The White House on Friday said it will lift COVID-19 travel restrictions for fully vaccinated foreign nationals effective Nov. 8, ending historic restrictions that barred much of the world from the United States.

 Restrictions on non-U.S. citizens were first imposed on air travelers from China in January 2020 by then-President Donald Trump and then extended to dozens of other countries, without any clear metrics for how and when to lift them.

Curbs on non-essential travelers at land borders with Mexico and Canada have been in place since March 2020 to address the COVID-19 pandemic.

Reuters first reported Friday’s announcement of the Nov. 8 starting date earlier in the day.

U.S. airline, hotel and cruise industry stocks rose on the news, including American Airlines, up 1.9%; Marriott International Inc, up 2.2%; and Carnival Corp, up 1.3%.

The United States had lagged many other countries in lifting such restrictions, and allies welcomed the move.
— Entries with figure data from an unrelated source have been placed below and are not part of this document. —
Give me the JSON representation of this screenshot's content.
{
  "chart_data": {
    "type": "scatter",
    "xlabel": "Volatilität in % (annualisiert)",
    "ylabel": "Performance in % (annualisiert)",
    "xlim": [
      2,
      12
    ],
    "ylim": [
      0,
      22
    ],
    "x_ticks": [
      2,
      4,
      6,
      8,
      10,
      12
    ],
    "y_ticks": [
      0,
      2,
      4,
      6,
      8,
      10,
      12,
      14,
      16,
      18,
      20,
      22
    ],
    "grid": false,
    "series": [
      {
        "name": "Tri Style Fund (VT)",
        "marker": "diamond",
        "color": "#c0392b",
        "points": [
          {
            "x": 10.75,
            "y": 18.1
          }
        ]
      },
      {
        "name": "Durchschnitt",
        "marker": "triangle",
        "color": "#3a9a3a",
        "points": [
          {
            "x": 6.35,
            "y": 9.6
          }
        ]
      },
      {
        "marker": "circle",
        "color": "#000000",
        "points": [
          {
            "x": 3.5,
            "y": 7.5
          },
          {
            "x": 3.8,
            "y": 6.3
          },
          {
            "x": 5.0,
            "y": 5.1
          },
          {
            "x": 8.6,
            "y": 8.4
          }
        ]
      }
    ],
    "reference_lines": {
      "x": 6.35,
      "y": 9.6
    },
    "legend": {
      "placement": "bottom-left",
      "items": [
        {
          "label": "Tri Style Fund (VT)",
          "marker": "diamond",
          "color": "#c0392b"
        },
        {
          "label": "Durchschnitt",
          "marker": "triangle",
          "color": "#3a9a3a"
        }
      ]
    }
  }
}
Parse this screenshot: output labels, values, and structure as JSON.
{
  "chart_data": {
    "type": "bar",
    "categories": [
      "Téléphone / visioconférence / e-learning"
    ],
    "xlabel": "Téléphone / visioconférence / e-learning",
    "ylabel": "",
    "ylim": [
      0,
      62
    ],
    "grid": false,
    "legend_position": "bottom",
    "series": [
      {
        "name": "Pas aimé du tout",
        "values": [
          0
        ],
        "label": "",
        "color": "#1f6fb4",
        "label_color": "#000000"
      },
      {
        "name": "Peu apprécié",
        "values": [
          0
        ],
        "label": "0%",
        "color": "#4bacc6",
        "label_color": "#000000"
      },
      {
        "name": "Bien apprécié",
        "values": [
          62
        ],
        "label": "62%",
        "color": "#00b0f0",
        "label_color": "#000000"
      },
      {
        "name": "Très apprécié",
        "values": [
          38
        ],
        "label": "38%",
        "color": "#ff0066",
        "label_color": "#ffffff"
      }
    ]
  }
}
The U.S. restrictions have barred travelers from most of the world, including tens of thousands of foreign nationals with relatives or business links in the United States.

The White House on Tuesday announced it would lift restrictions at its land borders and ferry crossings with Canada and Mexico for fully vaccinated foreign nationals in early November. They are similar but not identical to requirements announced last month for international air travelers.

Unvaccinated visitors will still be barred from entering the United States from Canada or Mexico at land borders.

Canada on Aug. 9 began allowing fully vaccinated U.S. visitors for non-essential travel.

The Centers for Disease Control and Prevention (CDC) told Reuters last week the United States will accept the use by international visitors of COVID-19 vaccines authorized by U.S. regulators or the World Health Organization.

The White House, which held a meeting late Thursday to finalize the Nov. 8 date, still faces some remaining questions, including how and what exemptions the Biden administration will grant to the vaccine requirements. Children under 18, for example, are largely expected to be exempt from the requirements, an official said.

U.S. Travel Association Chief Executive Roger Dow said in a statement that the Nov. 8 date “is critically important for planning – for airlines, for travel-supported businesses, and for millions of travelers worldwide who will now advance plans to visit the United States once again.”

The White House announced on Sept. 20 that the United States would lift restrictions on air travelers from 33 countries in early November. It did not specify the date at the time.

Starting Nov. 8, the United States will admit fully vaccinated foreign air travelers from the 26 so-called Schengen countries in Europe, including France, Germany, Italy, Spain, Switzerland and Greece, as well as Britain, Ireland, China, India, South Africa, Iran and Brazil. The unprecedented U.S. restrictions have barred non-U.S. citizens who were in those countries within the past 14 days.

The United States has allowed foreign air travelers from more than 150 countries throughout the pandemic, a policy that critics said made little sense because some countries with high COVID-19 rates were not on the restricted list, while some on the list had the pandemic more under control.

The White House said last month it would apply vaccine requirements to foreign nationals traveling from all other countries.

Non-U.S. air travelers will need to show proof of vaccination before boarding a flight, and will need to show proof of a recent negative COVID-19 test. Foreign visitors crossing a land border will not need to show proof of a recent negative COVID-19 test.

The new rules do not require foreign visitors or Americans entering the country to go into quarantine.

Americans traveling overseas must still show proof of a recent negative COVID-19, and unvaccinated Americans will face stricter COVID-19 testing requirements. They will also be subject to restrictions in the countries they plan to visit, which may include quarantines.

The CDC plans to soon issue new rules on contact tracing for international air travelers.